Step 1: Recognise the set.
Every element looks like $\frac{a+b\sqrt2}{c+d\sqrt2}$ with rational $a,b,c,d$. Multiplying top and bottom by $c-d\sqrt2$ turns this into $p+q\sqrt2$ with rational $p,q$. So $V=\mathbb{Q}(\sqrt2)=\{p+q\sqrt2\}$.
Step 2: Closed under addition.
Adding two numbers of the form $p+q\sqrt2$ gives another of the same form. So $V$ is closed under addition. That statement is true, so it is not the false one.

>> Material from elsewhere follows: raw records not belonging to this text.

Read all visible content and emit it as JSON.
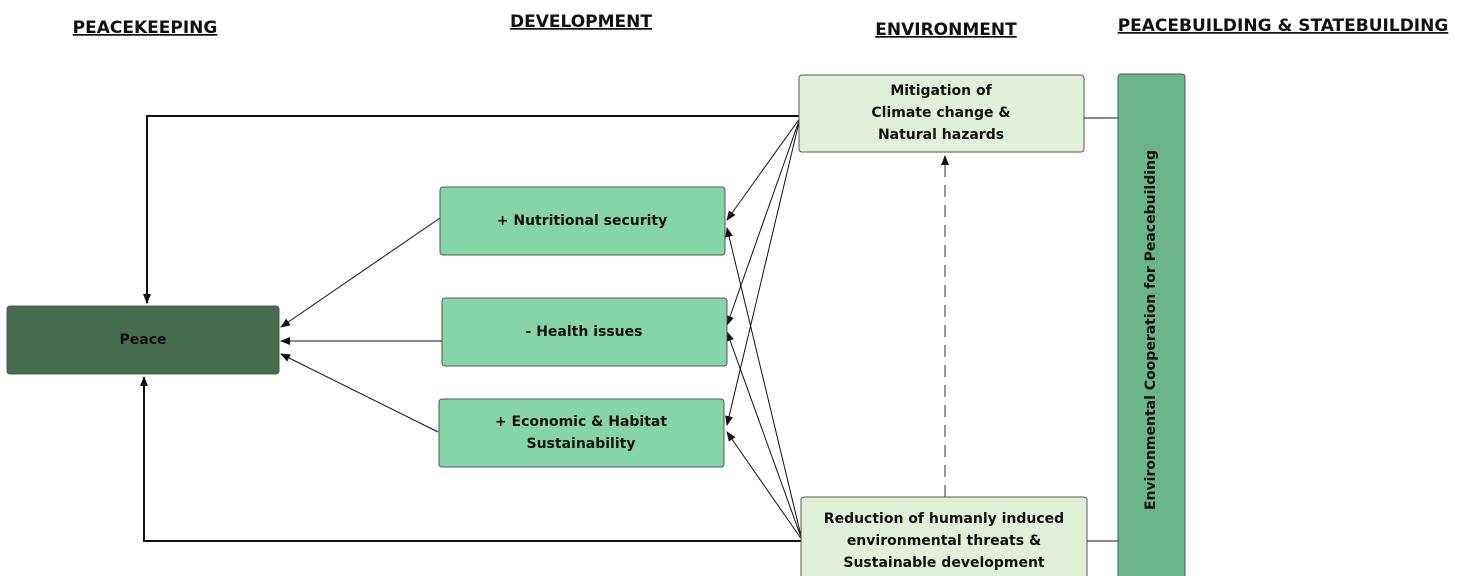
{
  "headers": [
    "PEACEKEEPING",
    "DEVELOPMENT",
    "ENVIRONMENT",
    "PEACEBUILDING & STATEBUILDING"
  ],
  "nodes": [
    {
      "lines": [
        "Peace"
      ]
    },
    {
      "lines": [
        "+ Nutritional security"
      ]
    },
    {
      "lines": [
        "- Health issues"
      ]
    },
    {
      "lines": [
        "+ Economic & Habitat",
        "Sustainability"
      ]
    },
    {
      "lines": [
        "Mitigation of",
        "Climate change &",
        "Natural hazards"
      ]
    },
    {
      "lines": [
        "Reduction of humanly induced",
        "environmental threats &",
        "Sustainable development"
      ]
    },
    {
      "lines": [
        "Environmental Cooperation for Peacebuilding"
      ]
    }
  ]
}
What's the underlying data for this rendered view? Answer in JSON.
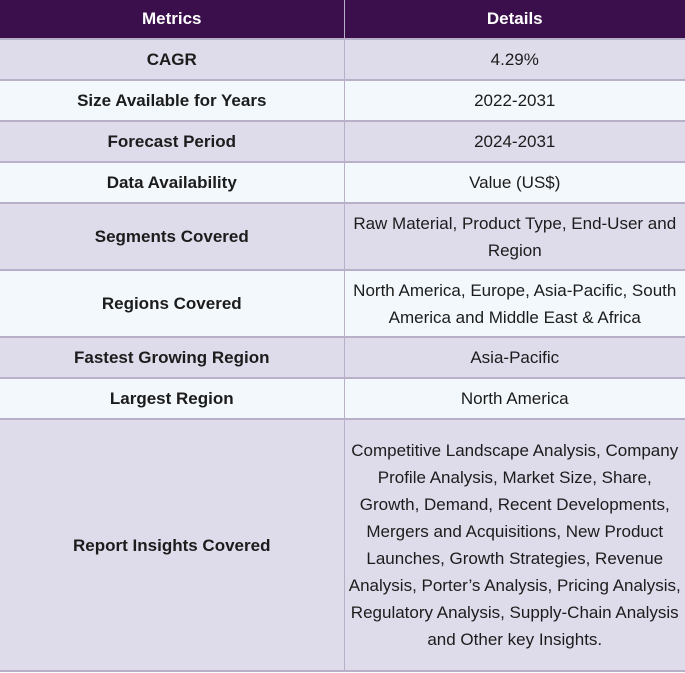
{
  "table": {
    "headers": [
      "Metrics",
      "Details"
    ],
    "rows": [
      {
        "metric": "CAGR",
        "detail": "4.29%"
      },
      {
        "metric": "Size Available for Years",
        "detail": "2022-2031"
      },
      {
        "metric": "Forecast Period",
        "detail": "2024-2031"
      },
      {
        "metric": "Data Availability",
        "detail": "Value (US$)"
      },
      {
        "metric": "Segments Covered",
        "detail": "Raw Material, Product Type, End-User and Region"
      },
      {
        "metric": "Regions Covered",
        "detail": "North America, Europe, Asia-Pacific, South America and Middle East & Africa"
      },
      {
        "metric": "Fastest Growing Region",
        "detail": "Asia-Pacific"
      },
      {
        "metric": "Largest Region",
        "detail": "North America"
      },
      {
        "metric": "Report Insights Covered",
        "detail": "Competitive Landscape Analysis, Company Profile Analysis, Market Size, Share, Growth, Demand, Recent Developments, Mergers and Acquisitions, New Product Launches, Growth Strategies, Revenue Analysis, Porter’s Analysis, Pricing Analysis, Regulatory Analysis, Supply-Chain Analysis and Other key Insights."
      }
    ]
  },
  "colors": {
    "header_bg": "#3b0f4c",
    "row_odd": "#dedbea",
    "row_even": "#f2f8fc",
    "border": "#b7b0c8"
  }
}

Step 3: A subspace over $\mathbb{Q}$.
With rational scalars, $V$ is spanned by $1$ and $\sqrt2$. So over $\mathbb{Q}$ it is a $2$ dimensional space. That makes the '2 dimensional over $\mathbb{Q}$' statement true as well.
Step 4: Not a real subspace.
As a subspace of $\mathbb{R}$ over the reals, $V$ would need to be closed under any real multiple. But $\pi\cdot 1=\pi$ is not in $V$. So $V$ is not a subspace of the real vector space $\mathbb{R}$. That statement is false.
Step 5: Not four dimensional.
Since $V$ has basis $\{1,\sqrt2\}$ over $\mathbb{Q}$, its dimension is $2$, not $4$. So the '4 dimensional' statement is false too.
Step 6: Conclusion.
The false statements are the real subspace claim and the four dimensional claim.
\[ \boxed{B \text{ and } D \text{ are FALSE}} \]